Anarchists claim him, even though he clearly believes only an incredibly small percentage of the population can be truly free, as a result of innate abilities that not all possess and the opportunities to develop them. Rather than push towards the idea of a world where every individual is completely independent, a natural hierarchy is deemed by Nietzsche as inevitable, whatever social constructs humans might like to dream on about. The roots for these lie deep in our nature and in Nature, and attempting to change them is usually a path towards self-annihilation, and an overall sentiment that is anathema to Life itself.

“We truthful ones”—the nobility in ancient Greece called themselves.

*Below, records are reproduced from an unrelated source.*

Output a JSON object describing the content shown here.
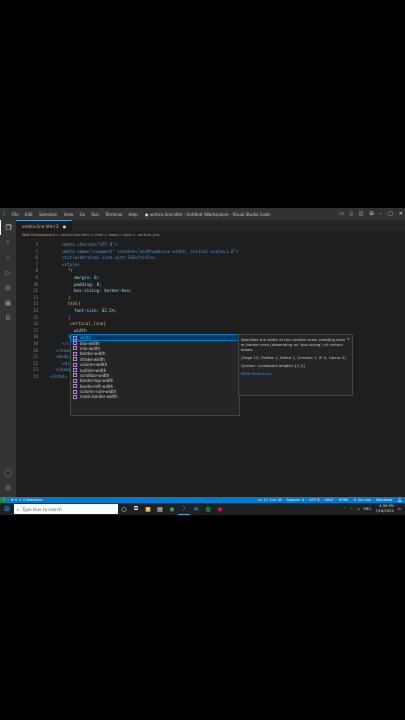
{
  "titlebar": {
    "menu": [
      "File",
      "Edit",
      "Selection",
      "View",
      "Go",
      "Run",
      "Terminal",
      "Help"
    ],
    "title": "● vertica line.html - Untitled (Workspace) - Visual Studio Code"
  },
  "tab": {
    "label": "vertica line.html 2",
    "close": "●"
  },
  "breadcrumbs": "Web Development  >  vertica line.html  >  html  >  head  >  style  >  .vertical_line",
  "code": [
    {
      "n": "4",
      "t": "<meta charset=\"UTF-8\">"
    },
    {
      "n": "5",
      "t": "<meta name=\"viewport\" content=\"width=device-width, initial-scale=1.0\">"
    },
    {
      "n": "6",
      "t": "<title>Vertical Line with CSS</title>"
    },
    {
      "n": "7",
      "t": "<style>"
    },
    {
      "n": "8",
      "t": "*{"
    },
    {
      "n": "9",
      "t": "margin: 0;"
    },
    {
      "n": "10",
      "t": "padding: 0;"
    },
    {
      "n": "11",
      "t": "box-sizing: border-box;"
    },
    {
      "n": "12",
      "t": "}"
    },
    {
      "n": "13",
      "t": "html{"
    },
    {
      "n": "14",
      "t": "font-size: 62.5%;"
    },
    {
      "n": "15",
      "t": "}"
    },
    {
      "n": "16",
      "t": ".vertical_line{"
    },
    {
      "n": "17",
      "t": "width"
    },
    {
      "n": "18",
      "t": "}"
    },
    {
      "n": "19",
      "t": "</style>"
    },
    {
      "n": "20",
      "t": "</head>"
    },
    {
      "n": "21",
      "t": "<body>"
    },
    {
      "n": "22",
      "t": "<div class=\"v"
    },
    {
      "n": "23",
      "t": "</body>"
    },
    {
      "n": "24",
      "t": "</html>"
    }
  ],
  "suggestions": [
    {
      "match": "width",
      "rest": ""
    },
    {
      "match": "",
      "rest": "box-width"
    },
    {
      "match": "",
      "rest": "min-width"
    },
    {
      "match": "",
      "rest": "border-width"
    },
    {
      "match": "",
      "rest": "stroke-width"
    },
    {
      "match": "",
      "rest": "column-width"
    },
    {
      "match": "",
      "rest": "outline-width"
    },
    {
      "match": "",
      "rest": "scrollbar-width"
    },
    {
      "match": "",
      "rest": "border-top-width"
    },
    {
      "match": "",
      "rest": "border-left-width"
    },
    {
      "match": "",
      "rest": "column-rule-width"
    },
    {
      "match": "",
      "rest": "mask-border-width"
    }
  ],
  "docs": {
    "desc": "Specifies the width of the content area, padding area or border area (depending on 'box-sizing') of certain boxes.",
    "browsers": "(Edge 12, Firefox 1, Safari 1, Chrome 1, IE 4, Opera 3)",
    "syntax": "Syntax: <viewport-length>{1,2}",
    "link": "MDN Reference",
    "close": "×"
  },
  "statusbar": {
    "left": "⊗ 0  ⚠ 0     Blackbox",
    "items": [
      "Ln 17, Col 18",
      "Spaces: 4",
      "UTF-8",
      "CRLF",
      "HTML",
      "⊙ Go Live",
      "Blackbox"
    ]
  },
  "taskbar": {
    "search_placeholder": "Type here to search",
    "lang": "ENG",
    "time": "4:38 PM",
    "date": "7/16/2023"
  }
}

It is obvious that everywhere the designations of moral value were at first applied to MEN; and were only derivatively and at a later period applied to ACTIONS.

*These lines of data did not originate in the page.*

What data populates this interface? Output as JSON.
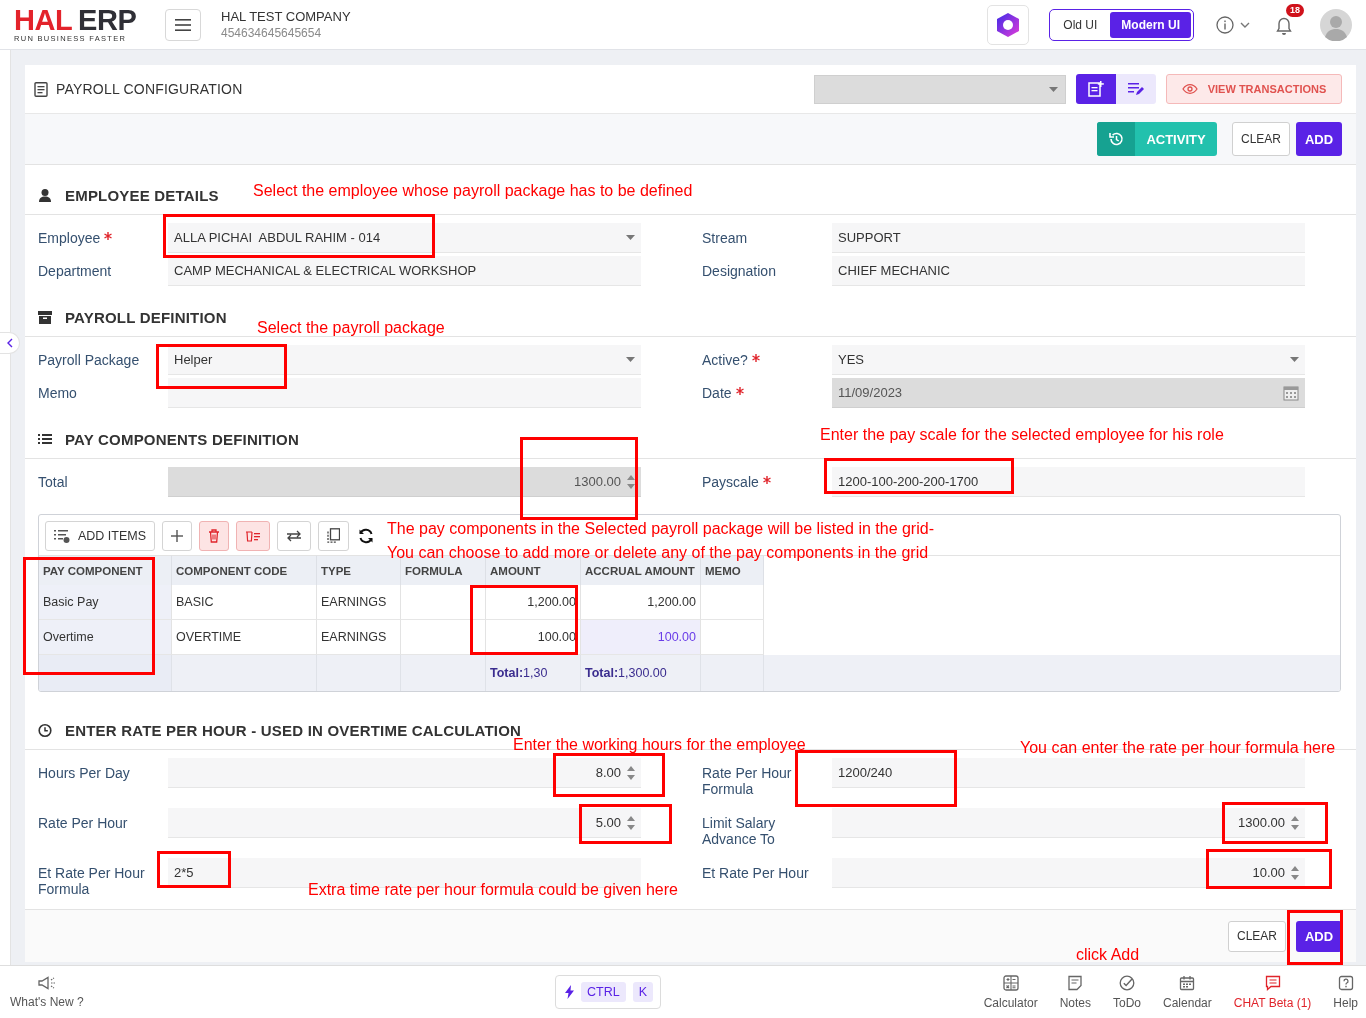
{
  "header": {
    "logo_mark": "HAL",
    "logo_text": "ERP",
    "tagline": "RUN BUSINESS FASTER",
    "company": "HAL TEST COMPANY",
    "company_id": "454634645645654",
    "ui_toggle": [
      {
        "label": "Old UI",
        "selected": false
      },
      {
        "label": "Modern UI",
        "selected": true
      }
    ],
    "notifications": "18"
  },
  "page": {
    "title": "PAYROLL CONFIGURATION",
    "view_transactions": "VIEW TRANSACTIONS",
    "activity": "ACTIVITY",
    "clear": "CLEAR",
    "add": "ADD"
  },
  "sections": [
    {
      "title": "EMPLOYEE DETAILS",
      "rows": [
        [
          {
            "label": "Employee",
            "required": true,
            "kind": "select",
            "value": "ALLA PICHAI  ABDUL RAHIM - 014",
            "disabled": false
          },
          {
            "label": "Stream",
            "required": false,
            "kind": "text",
            "value": "SUPPORT",
            "disabled": false
          }
        ],
        [
          {
            "label": "Department",
            "required": false,
            "kind": "text",
            "value": "CAMP MECHANICAL & ELECTRICAL WORKSHOP",
            "disabled": false
          },
          {
            "label": "Designation",
            "required": false,
            "kind": "text",
            "value": "CHIEF MECHANIC",
            "disabled": false
          }
        ]
      ]
    },
    {
      "title": "PAYROLL DEFINITION",
      "rows": [
        [
          {
            "label": "Payroll Package",
            "required": false,
            "kind": "select",
            "value": "Helper",
            "disabled": false
          },
          {
            "label": "Active?",
            "required": true,
            "kind": "select",
            "value": "YES",
            "disabled": false
          }
        ],
        [
          {
            "label": "Memo",
            "required": false,
            "kind": "text",
            "disabled": false
          },
          {
            "label": "Date",
            "required": true,
            "kind": "date",
            "value": "11/09/2023",
            "disabled": true
          }
        ]
      ]
    },
    {
      "title": "PAY COMPONENTS DEFINITION",
      "rows": [
        [
          {
            "label": "Total",
            "required": false,
            "kind": "number",
            "value": "1300.00",
            "disabled": true
          },
          {
            "label": "Payscale",
            "required": true,
            "kind": "text",
            "value": "1200-100-200-200-1700",
            "disabled": false
          }
        ]
      ],
      "grid": {
        "toolbar": [
          {
            "kind": "add_items",
            "label": "ADD ITEMS"
          },
          {
            "kind": "add"
          },
          {
            "kind": "delete"
          },
          {
            "kind": "delete_rows"
          },
          {
            "kind": "swap"
          },
          {
            "kind": "copy"
          },
          {
            "kind": "refresh"
          }
        ],
        "columns": [
          "PAY COMPONENT",
          "COMPONENT CODE",
          "TYPE",
          "FORMULA",
          "AMOUNT",
          "ACCRUAL AMOUNT",
          "MEMO"
        ],
        "rows": [
          {
            "pay_component": "Basic Pay",
            "component_code": "BASIC",
            "type": "EARNINGS",
            "amount": "1,200.00",
            "accrual_amount": "1,200.00",
            "accrual_focused": false
          },
          {
            "pay_component": "Overtime",
            "component_code": "OVERTIME",
            "type": "EARNINGS",
            "amount": "100.00",
            "accrual_amount": "100.00",
            "accrual_focused": true
          }
        ],
        "totals": {
          "amount": "**Total:**1,30",
          "accrual_amount": "**Total:**1,300.00"
        }
      }
    },
    {
      "title": "ENTER RATE PER HOUR - USED IN OVERTIME CALCULATION",
      "rows": [
        [
          {
            "label": "Hours Per Day",
            "required": false,
            "kind": "number",
            "value": "8.00",
            "disabled": false
          },
          {
            "label": "Rate Per Hour Formula",
            "required": false,
            "kind": "text",
            "value": "1200/240",
            "disabled": false
          }
        ],
        [
          {
            "label": "Rate Per Hour",
            "required": false,
            "kind": "number",
            "value": "5.00",
            "disabled": false
          },
          {
            "label": "Limit Salary Advance To",
            "required": false,
            "kind": "number",
            "value": "1300.00",
            "disabled": false
          }
        ],
        [
          {
            "label": "Et Rate Per Hour Formula",
            "required": false,
            "kind": "text",
            "value": "2*5",
            "disabled": false
          },
          {
            "label": "Et Rate Per Hour",
            "required": false,
            "kind": "number",
            "value": "10.00",
            "disabled": false
          }
        ]
      ]
    }
  ],
  "bottom": {
    "clear": "CLEAR",
    "add": "ADD"
  },
  "footer": {
    "whats_new": "What's New ?",
    "shortcut": [
      "CTRL",
      "K"
    ],
    "items": [
      {
        "label": "Calculator",
        "unread": false
      },
      {
        "label": "Notes",
        "unread": false
      },
      {
        "label": "ToDo",
        "unread": false
      },
      {
        "label": "Calendar",
        "unread": false
      },
      {
        "label": "CHAT Beta (1)",
        "unread": true
      },
      {
        "label": "Help",
        "unread": false
      }
    ]
  },
  "annotations": [
    {
      "text": "Select the employee whose payroll package has to be defined"
    },
    {
      "text": "Select the payroll package"
    },
    {
      "text": "Enter the pay scale for the selected employee for his role"
    },
    {
      "text": "The pay components in the Selected payroll package will be listed in the grid-"
    },
    {
      "text": "You can choose to add more or delete any of the pay components in the grid"
    },
    {
      "text": "Enter the working hours for the employee"
    },
    {
      "text": "You can enter the rate per hour formula here"
    },
    {
      "text": "Extra time rate per hour formula could be given here"
    },
    {
      "text": "click Add"
    }
  ]
}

It is then also common to hear people who in their youth upheld Nietzsche as a pillar of their own ideology, only to later reject what they thought his philosophy consisted of, on the basis of them changing the emphasis and focus of their own narrow-minded understanding. The former anti-religious communist becomes a progressive advocate of combinatorics chaos theory and real politik in an attempt to out-intellectualize the philosopher, while of course, distancing himself from the word ‘intellectual’, even as he poses as one. The former modern aristocrat finds the truth about the depth of corrupt modernity and so turns against the philosopher as if he were part of this, and as if tradition as the answer were wholly incompatible with the ideas of Nietzsche. Each of them have only moved from one misapprehension into another, without ever actually having captured the essence of Nietzsche’s thought.

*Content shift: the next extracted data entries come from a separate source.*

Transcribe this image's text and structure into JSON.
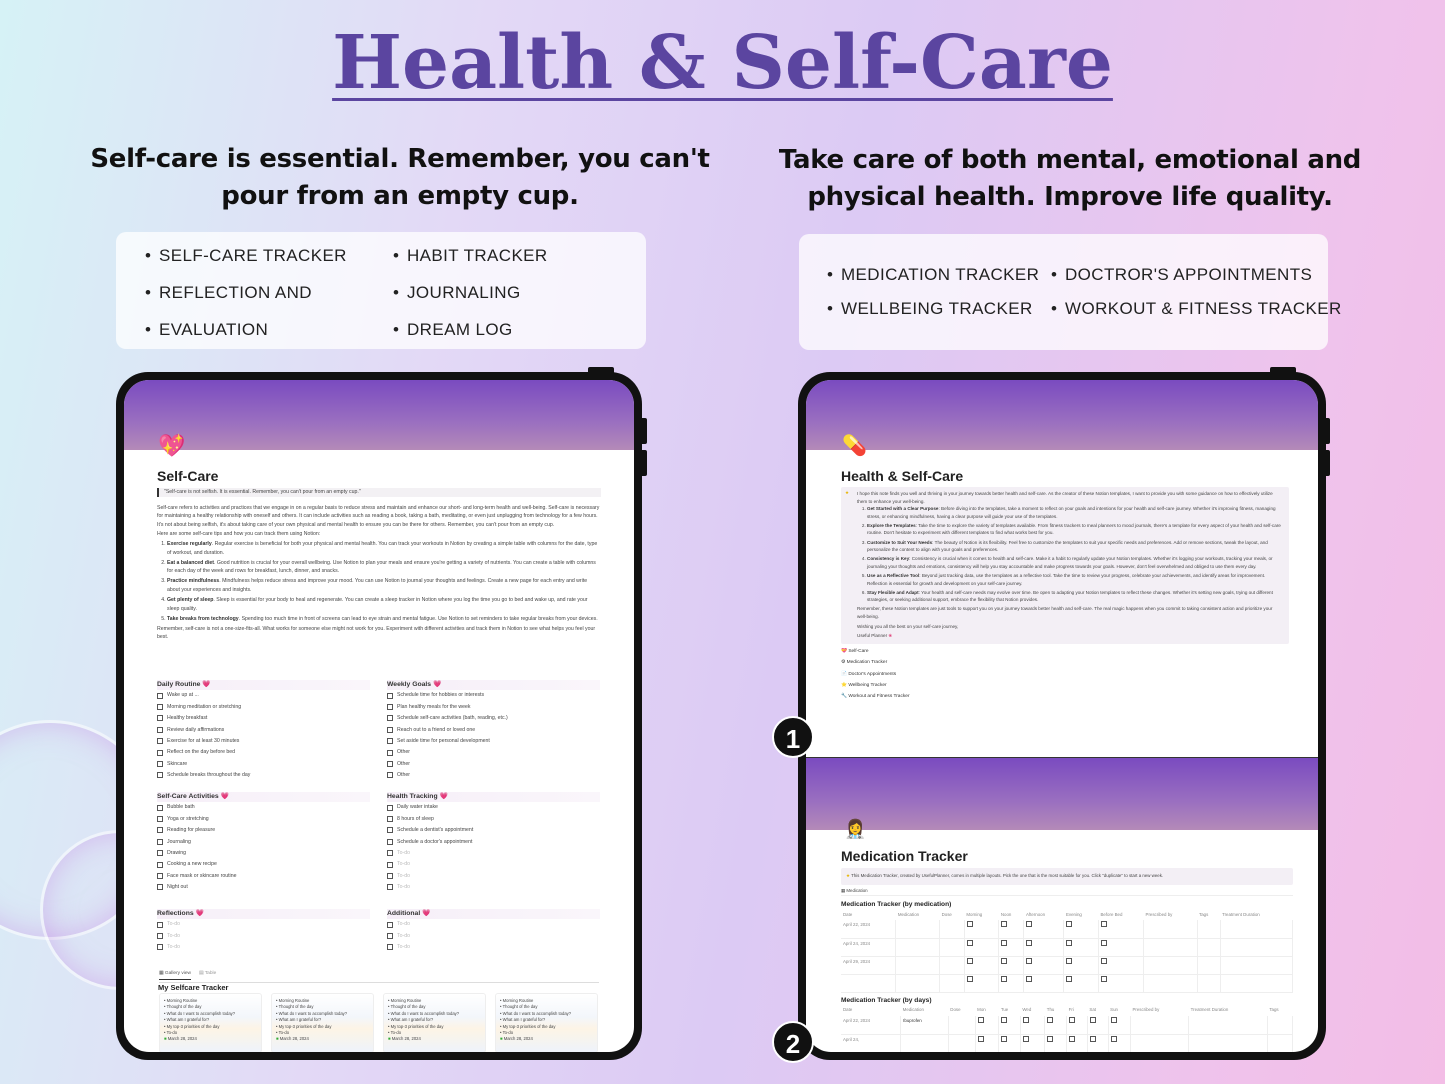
{
  "header": {
    "title": "Health & Self-Care",
    "left_subtitle": [
      "Self-care is essential. Remember, you can't",
      "pour from an empty cup."
    ],
    "right_subtitle": [
      "Take care of both mental, emotional and",
      "physical health. Improve life quality."
    ]
  },
  "left_features": [
    "SELF-CARE TRACKER",
    "REFLECTION AND",
    "EVALUATION",
    "HABIT TRACKER",
    "JOURNALING",
    "DREAM LOG"
  ],
  "right_features": [
    "MEDICATION TRACKER",
    "WELLBEING TRACKER",
    "DOCTROR'S APPOINTMENTS",
    "WORKOUT & FITNESS TRACKER"
  ],
  "selfcare": {
    "icon": "sparkling-heart-icon",
    "title": "Self-Care",
    "quote": "\"Self-care is not selfish. It is essential. Remember, you can't pour from an empty cup.\"",
    "intro": "Self-care refers to activities and practices that we engage in on a regular basis to reduce stress and maintain and enhance our short- and long-term health and well-being. Self-care is necessary for maintaining a healthy relationship with oneself and others. It can include activities such as reading a book, taking a bath, meditating, or even just unplugging from technology for a few hours. It's not about being selfish, it's about taking care of your own physical and mental health to ensure you can be there for others. Remember, you can't pour from an empty cup.",
    "tips_lead": "Here are some self-care tips and how you can track them using Notion:",
    "tips": [
      {
        "bold": "Exercise regularly",
        "text": ". Regular exercise is beneficial for both your physical and mental health. You can track your workouts in Notion by creating a simple table with columns for the date, type of workout, and duration."
      },
      {
        "bold": "Eat a balanced diet",
        "text": ". Good nutrition is crucial for your overall wellbeing. Use Notion to plan your meals and ensure you're getting a variety of nutrients. You can create a table with columns for each day of the week and rows for breakfast, lunch, dinner, and snacks."
      },
      {
        "bold": "Practice mindfulness",
        "text": ". Mindfulness helps reduce stress and improve your mood. You can use Notion to journal your thoughts and feelings. Create a new page for each entry and write about your experiences and insights."
      },
      {
        "bold": "Get plenty of sleep",
        "text": ". Sleep is essential for your body to heal and regenerate. You can create a sleep tracker in Notion where you log the time you go to bed and wake up, and rate your sleep quality."
      },
      {
        "bold": "Take breaks from technology",
        "text": ". Spending too much time in front of screens can lead to eye strain and mental fatigue. Use Notion to set reminders to take regular breaks from your devices."
      }
    ],
    "outro": "Remember, self-care is not a one-size-fits-all. What works for someone else might not work for you. Experiment with different activities and track them in Notion to see what helps you feel your best.",
    "sections": [
      {
        "title": "Daily Routine",
        "items": [
          "Wake up at ...",
          "Morning meditation or stretching",
          "Healthy breakfast",
          "Review daily affirmations",
          "Exercise for at least 30 minutes",
          "Reflect on the day before bed",
          "Skincare",
          "Schedule breaks throughout the day"
        ]
      },
      {
        "title": "Weekly Goals",
        "items": [
          "Schedule time for hobbies or interests",
          "Plan healthy meals for the week",
          "Schedule self-care activities (bath, reading, etc.)",
          "Reach out to a friend or loved one",
          "Set aside time for personal development",
          "Other",
          "Other",
          "Other"
        ]
      },
      {
        "title": "Self-Care Activities",
        "items": [
          "Bubble bath",
          "Yoga or stretching",
          "Reading for pleasure",
          "Journaling",
          "Drawing",
          "Cooking a new recipe",
          "Face mask or skincare routine",
          "Night out"
        ]
      },
      {
        "title": "Health Tracking",
        "items": [
          "Daily water intake",
          "8 hours of sleep",
          "Schedule a dentist's appointment",
          "Schedule a doctor's appointment"
        ],
        "placeholders": [
          "To-do",
          "To-do",
          "To-do",
          "To-do"
        ]
      },
      {
        "title": "Reflections",
        "items": [],
        "placeholders": [
          "To-do",
          "To-do",
          "To-do"
        ]
      },
      {
        "title": "Additional",
        "items": [],
        "placeholders": [
          "To-do",
          "To-do",
          "To-do"
        ]
      }
    ],
    "views": [
      "Gallery view",
      "Table"
    ],
    "tracker_title": "My Selfcare Tracker",
    "card_items": [
      "Morning Routine",
      "Thought of the day",
      "What do I want to accomplish today?",
      "What am I grateful for?",
      "My top-3 priorities of the day",
      "To-do"
    ],
    "card_date": "March 28, 2024"
  },
  "health": {
    "icon": "pill-icon",
    "title": "Health & Self-Care",
    "intro": "I hope this note finds you well and thriving in your journey towards better health and self-care. As the creator of these Notion templates, I want to provide you with some guidance on how to effectively utilize them to enhance your well-being.",
    "steps": [
      {
        "bold": "Get Started with a Clear Purpose",
        "text": ": Before diving into the templates, take a moment to reflect on your goals and intentions for your health and self-care journey. Whether it's improving fitness, managing stress, or enhancing mindfulness, having a clear purpose will guide your use of the templates."
      },
      {
        "bold": "Explore the Templates",
        "text": ": Take the time to explore the variety of templates available. From fitness trackers to meal planners to mood journals, there's a template for every aspect of your health and self-care routine. Don't hesitate to experiment with different templates to find what works best for you."
      },
      {
        "bold": "Customize to Suit Your Needs",
        "text": ": The beauty of Notion is its flexibility. Feel free to customize the templates to suit your specific needs and preferences. Add or remove sections, tweak the layout, and personalize the content to align with your goals and preferences."
      },
      {
        "bold": "Consistency is Key",
        "text": ": Consistency is crucial when it comes to health and self-care. Make it a habit to regularly update your Notion templates. Whether it's logging your workouts, tracking your meals, or journaling your thoughts and emotions, consistency will help you stay accountable and make progress towards your goals. However, don't feel overwhelmed and obliged to use them every day."
      },
      {
        "bold": "Use as a Reflective Tool",
        "text": ": Beyond just tracking data, use the templates as a reflective tool. Take the time to review your progress, celebrate your achievements, and identify areas for improvement. Reflection is essential for growth and development on your self-care journey."
      },
      {
        "bold": "Stay Flexible and Adapt",
        "text": ": Your health and self-care needs may evolve over time. Be open to adapting your Notion templates to reflect these changes. Whether it's setting new goals, trying out different strategies, or seeking additional support, embrace the flexibility that Notion provides."
      }
    ],
    "closing": "Remember, these Notion templates are just tools to support you on your journey towards better health and self-care. The real magic happens when you commit to taking consistent action and prioritize your well-being.",
    "wish": "Wishing you all the best on your self-care journey,",
    "signature": "Useful Planner",
    "links": [
      "Self-Care",
      "Medication Tracker",
      "Doctor's Appointments",
      "Wellbeing Tracker",
      "Workout and Fitness Tracker"
    ]
  },
  "medication": {
    "title": "Medication Tracker",
    "callout": "This Medication Tracker, created by UsefulPlanner, comes in multiple layouts. Pick the one that is the most suitable for you. Click \"duplicate\" to start a new week.",
    "view": "Medication",
    "table1_title": "Medication Tracker (by medication)",
    "table1_cols": [
      "Date",
      "Medication",
      "Dose",
      "Morning",
      "Noon",
      "Afternoon",
      "Evening",
      "Before Bed",
      "Prescribed by",
      "Tags",
      "Treatment Duration"
    ],
    "table1_rows": [
      [
        "April 22, 2024"
      ],
      [
        "April 24, 2024"
      ],
      [
        "April 29, 2024"
      ],
      [
        ""
      ]
    ],
    "table2_title": "Medication Tracker (by days)",
    "table2_cols": [
      "Date",
      "Medication",
      "Dose",
      "Mon",
      "Tue",
      "Wed",
      "Thu",
      "Fri",
      "Sat",
      "Sun",
      "Prescribed by",
      "Treatment Duration",
      "Tags"
    ],
    "table2_rows": [
      [
        "April 22, 2024",
        "Ibuprofen"
      ],
      [
        "April 24,",
        ""
      ]
    ]
  },
  "badges": [
    "1",
    "2"
  ],
  "colors": {
    "title": "#5b45a0",
    "cover": "#7a4bc0",
    "accent": "#e0457b"
  }
}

What is he really about, then? Nietzsche was, in fact, terribly honest and direct, even though people seem to insist upon reading him in the most cryptic of ways, perhaps in an attempt to validate themselves and avoid what he was actually urging humanity towards. In truth, it is quite difficult to finish creating a personal picture of Nietzsche, because one has to read his particular takes on so many things before one can even begin to glimpse what his stated proposal of the Übermensch actually entails. The statement “beyond good and evil” entails precisely what it seems to state, rather than an allegorical turn of phrase, a state in which the superior individual does not concern itself with dichotomies and labels, and rather finds the reality of self-determined action beyond them. Since the great majority of humanity functions through and lives by these symbols, faiths and abstractions, the immediate reality, and more importantly, the patterns and not the appearances that constitute this reality2, to which Nietzsche constantly refers eludes them every time as they refuse to see what is in front of them in favor of their own construct thereof.


Footnotes

1 “To Nietzsche, the figure of Dionysus is the supreme affirmation of life, the instinct and the Will to Power, with the Will to Power being an expression of the Will to Life and Truth at its highest exaltation.” —Gwendolyn Taunton, ‘The Black Sun’, Primordial Traditions, Vol I.

2 A notion elegantly and concisely explained by Brett Stevens in his book Nihilism, as a condensation of Nietzsche, Spinoza and Plato, perhaps even through the digestion of others.